HOMOSEXUALITÄT

Queer-Ausstellung in Münsters Bistumsakademie fordert Reform der Lehre

Anzeige

Während Politik und Kirche Homosexualität wieder deutlicher kritisieren, sagt Direktor Johannes Sabel, warum die Schau gerade jetzt wichtig ist.

 

„Wir müssen etwas ändern“, sagt der Direktor der Katholisch-Sozialen Akademie Franz-Hitze-Haus in Münster, Johannes Sabel.
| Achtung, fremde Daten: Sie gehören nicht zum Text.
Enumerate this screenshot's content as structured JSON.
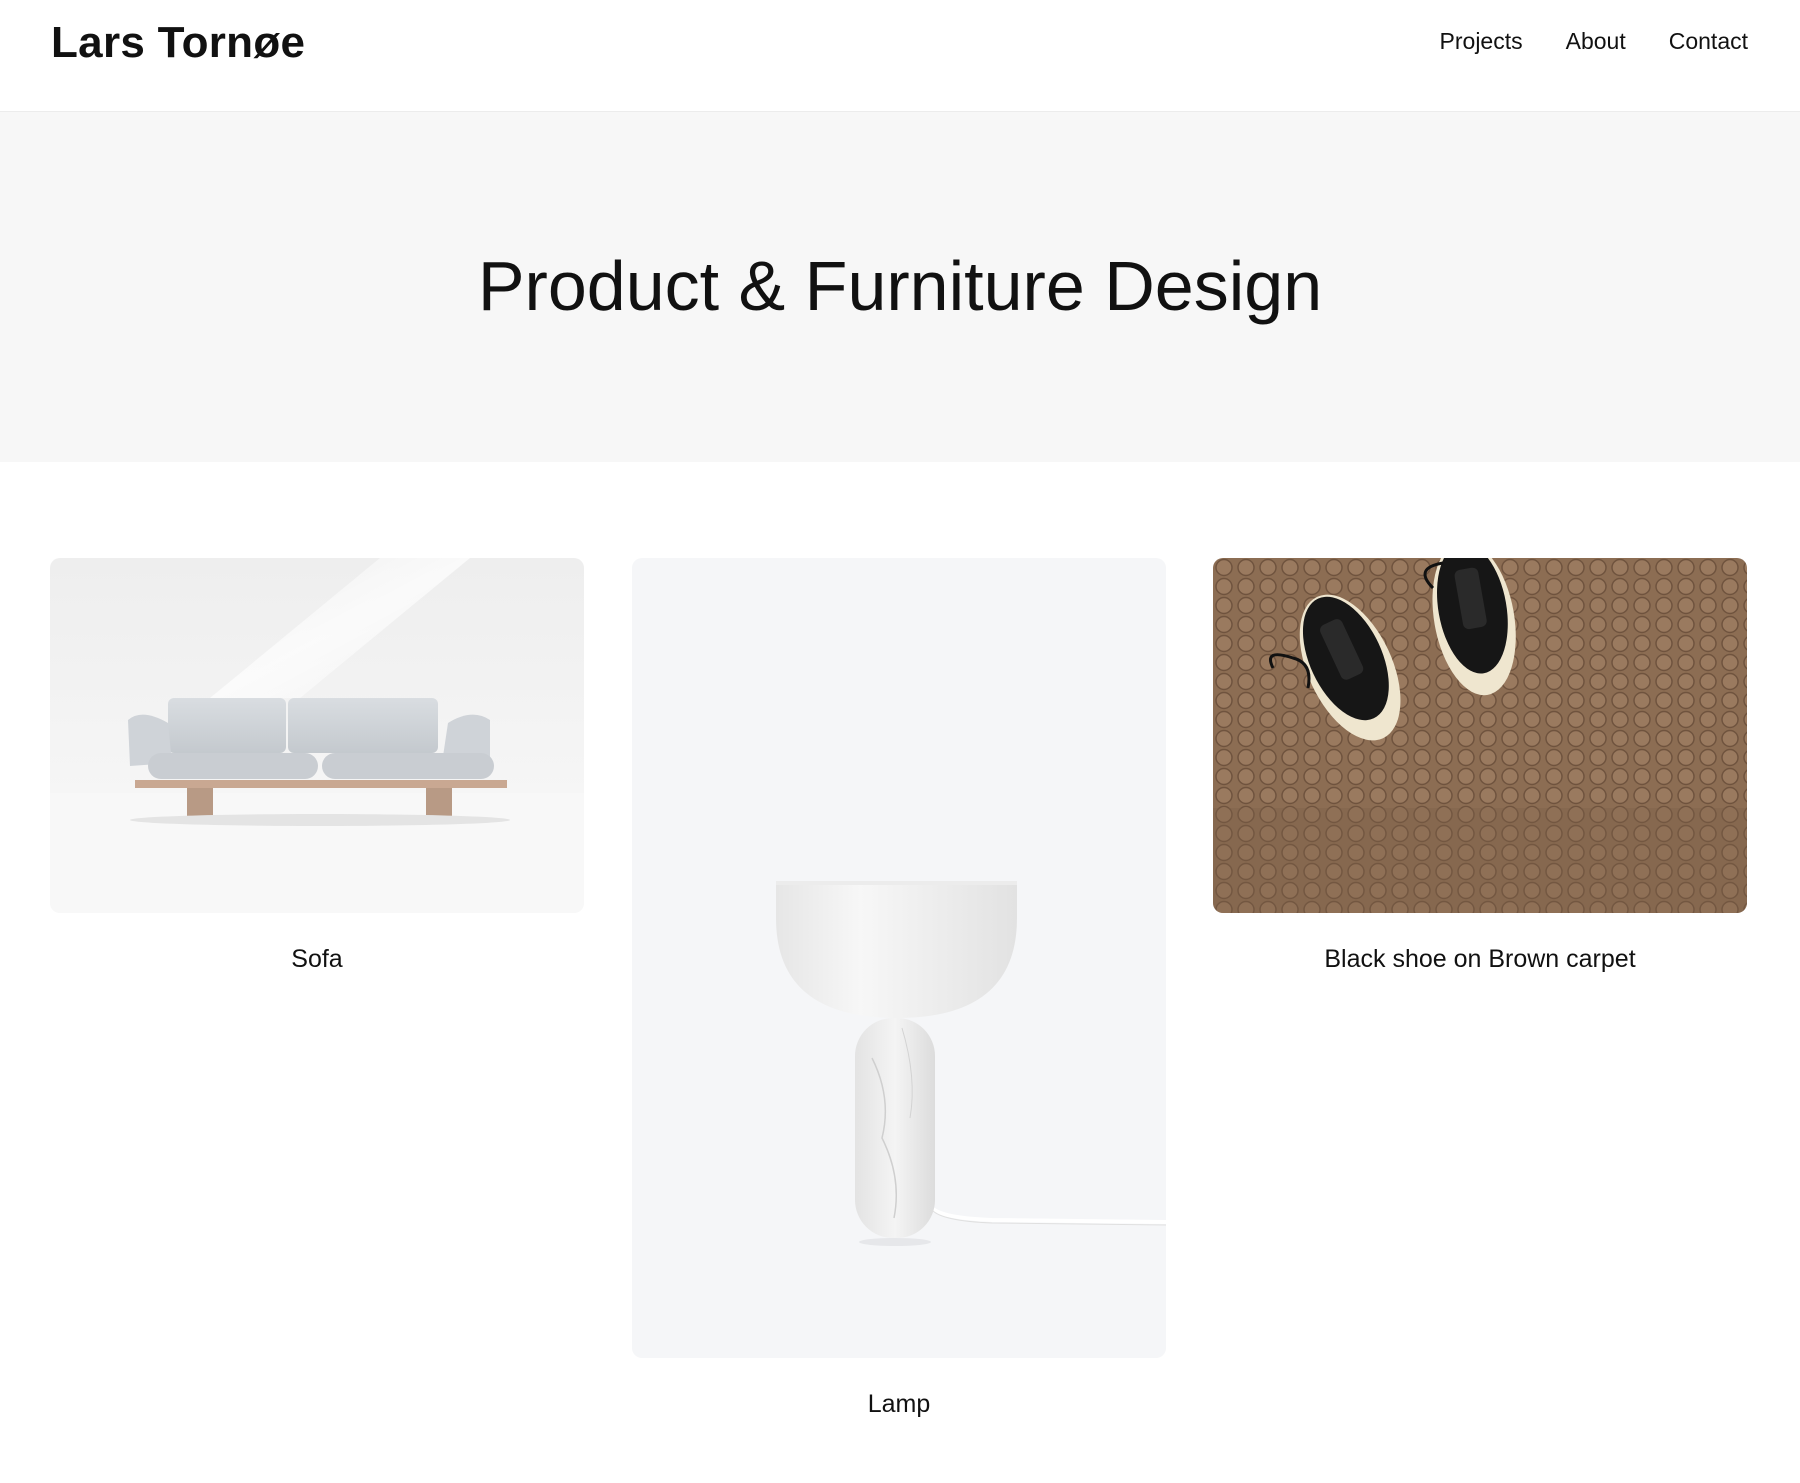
{
  "header": {
    "site_title": "Lars Tornøe",
    "nav": [
      {
        "label": "Projects"
      },
      {
        "label": "About"
      },
      {
        "label": "Contact"
      }
    ]
  },
  "hero": {
    "title": "Product & Furniture Design"
  },
  "projects": [
    {
      "title": "Sofa",
      "image": "sofa-photo"
    },
    {
      "title": "Lamp",
      "image": "lamp-photo"
    },
    {
      "title": "Black shoe on Brown carpet",
      "image": "shoes-on-carpet-photo"
    }
  ],
  "colors": {
    "text": "#111111",
    "hero_bg": "#f7f7f7",
    "page_bg": "#ffffff",
    "carpet": "#8a6b52"
  }
}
Diese Botschaft soll von der Ausstellung „Gut.Katholisch.Queer“ ausgehen, die vom 7. Juli bis 10. August im Franz-Hitze-Haus in Münster Porträts von queeren Katholikinnen und Katholiken in Kirchenräumen zeigt.

Die Ausstellung bezieht sich auf die Initiative #OutInChurch, in der sich Kirchenmitarbeitende 2022 öffentlich als queer zu erkennen gaben. Die Porträts sollen laut Sabel auf einen Widerspruch der katholischen Kirche aufmerksam machen: Einerseits habe sie den Anspruch, die Würde jedes Menschen uneingeschränkt zu vertreten. Andererseits hätten homosexuelle und transgeschlechtliche Menschen in der Kirche nach wie vor einen schlechteren Status als heterosexuelle oder Personen mit einer eindeutigen Geschlechtsidentität.
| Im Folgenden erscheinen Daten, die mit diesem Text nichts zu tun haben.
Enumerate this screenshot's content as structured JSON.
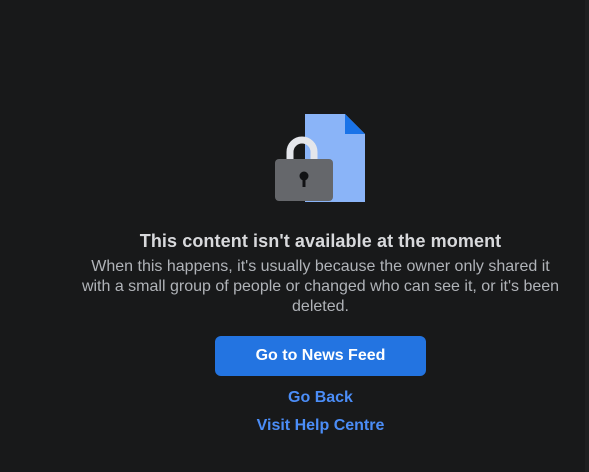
{
  "message": {
    "title": "This content isn't available at the moment",
    "body": "When this happens, it's usually because the owner only shared it with a small group of people or changed who can see it, or it's been deleted."
  },
  "actions": {
    "primary_label": "Go to News Feed",
    "go_back_label": "Go Back",
    "help_label": "Visit Help Centre"
  },
  "icons": {
    "illustration": "lock-document-icon"
  },
  "colors": {
    "background": "#18191a",
    "title_text": "#d8d9dc",
    "body_text": "#b0b3b8",
    "primary_button": "#2374e1",
    "link_text": "#4b8df7",
    "document_fill": "#8ab4f8",
    "document_fold": "#1a73e8",
    "lock_body": "#65676b",
    "lock_shackle": "#e4e6eb"
  }
}
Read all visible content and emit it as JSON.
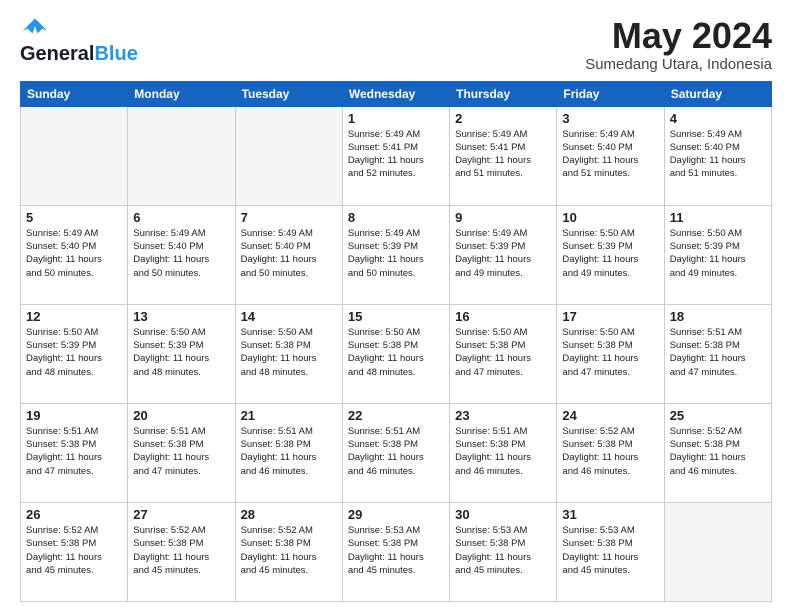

Was hat sich seit #OutInChurch getan?

Durch die Initiative habe sich in den vergangen drei Jahren einiges verändert, so Sabel. Zum Beispiel im kirchlichen Arbeitsrecht. Beschäftigten der Kirche, die in einer homosexuellen Beziehung leben, darf nicht mehr gekündigt werden. Außerdem sei die Erlaubnis von Segensfeiern für homosexuelle Paare durch Papst Franziskus ein großer Fortschritt – auch wenn sie leider nicht innerhalb einer Messe stattfinden dürften. Insgesamt werde seit „OutInChurch“ offener über queeres Leben in der Kirche gesprochen, meint Sabel.
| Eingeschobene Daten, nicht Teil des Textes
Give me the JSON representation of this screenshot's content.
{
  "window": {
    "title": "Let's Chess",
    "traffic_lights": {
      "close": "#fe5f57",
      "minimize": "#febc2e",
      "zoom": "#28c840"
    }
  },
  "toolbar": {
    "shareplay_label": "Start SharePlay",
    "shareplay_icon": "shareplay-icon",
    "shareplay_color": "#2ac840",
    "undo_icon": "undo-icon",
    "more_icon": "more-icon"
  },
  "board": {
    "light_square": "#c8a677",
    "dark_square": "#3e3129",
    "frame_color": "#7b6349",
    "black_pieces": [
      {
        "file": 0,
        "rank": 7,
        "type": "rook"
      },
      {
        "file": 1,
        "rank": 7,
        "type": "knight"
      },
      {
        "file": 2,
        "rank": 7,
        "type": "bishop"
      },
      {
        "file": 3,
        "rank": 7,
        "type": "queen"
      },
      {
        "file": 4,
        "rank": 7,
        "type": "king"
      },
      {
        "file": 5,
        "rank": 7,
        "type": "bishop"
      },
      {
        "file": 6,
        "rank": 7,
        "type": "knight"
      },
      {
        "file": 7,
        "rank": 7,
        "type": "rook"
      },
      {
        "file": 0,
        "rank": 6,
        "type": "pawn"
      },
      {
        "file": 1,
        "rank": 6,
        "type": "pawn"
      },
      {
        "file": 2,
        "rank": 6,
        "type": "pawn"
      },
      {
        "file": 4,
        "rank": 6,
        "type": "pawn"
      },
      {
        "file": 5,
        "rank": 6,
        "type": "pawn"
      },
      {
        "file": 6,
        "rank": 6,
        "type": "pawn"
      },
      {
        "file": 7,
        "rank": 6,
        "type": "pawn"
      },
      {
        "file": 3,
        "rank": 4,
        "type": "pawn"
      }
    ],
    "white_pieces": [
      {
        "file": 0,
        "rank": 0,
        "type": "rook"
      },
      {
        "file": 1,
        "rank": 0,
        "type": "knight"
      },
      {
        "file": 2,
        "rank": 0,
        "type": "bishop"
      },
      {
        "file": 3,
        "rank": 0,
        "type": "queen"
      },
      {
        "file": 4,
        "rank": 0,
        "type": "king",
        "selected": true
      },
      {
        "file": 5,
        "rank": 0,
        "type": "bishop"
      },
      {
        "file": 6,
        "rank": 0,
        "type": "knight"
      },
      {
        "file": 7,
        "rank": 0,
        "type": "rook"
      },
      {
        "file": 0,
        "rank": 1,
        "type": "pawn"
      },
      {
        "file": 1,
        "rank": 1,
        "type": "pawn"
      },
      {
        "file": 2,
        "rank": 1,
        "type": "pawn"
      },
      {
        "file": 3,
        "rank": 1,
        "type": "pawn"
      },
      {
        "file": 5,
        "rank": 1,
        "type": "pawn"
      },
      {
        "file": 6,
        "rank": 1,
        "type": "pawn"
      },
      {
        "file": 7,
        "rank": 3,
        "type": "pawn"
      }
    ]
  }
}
Dennoch gebe es vor allem in der rechtskatholischen Bewegung eine große Feindseligkeit gegenüber queeren Menschen, beklagt der Akademie-Direktor. Nicht nur in den USA durch Menschen wie Präsident Donald Trump und seinen Vizepräsidenten JD Vance, sondern auch in Deutschland.

Christliche Akademien als Mahner

 

Kirche sei ein Ort, an dem queere Menschen sehr viel Diskriminierung und Gewalt erlebt hätten, beklagt Sabel. Und ein Ort, der Menschen lange dazu gezwungen habe, ihr individuelles Menschsein zu verbergen. Für Sabel ist es entwürdigend und ein großer Fehler, die Liebe zwischen homosexuellen Menschen als sündhaft zu bezeichnen, wie es die katholische Lehre nach wie vor tue. „Es gibt aus meiner Sicht keinen einzigen Grund, der das legitimieren würde. Das ist ein Skandal, der von Kirche beantwortet werden muss“, so der Akademiedirektor. Die Kirche sollte der Gesellschaft zeigen, „dass die Vielfalt der Menschen und der geschlechtlichen Identität ein Geschenk Gottes ist“ und darin eine Vorreiterfunktion einnehmen.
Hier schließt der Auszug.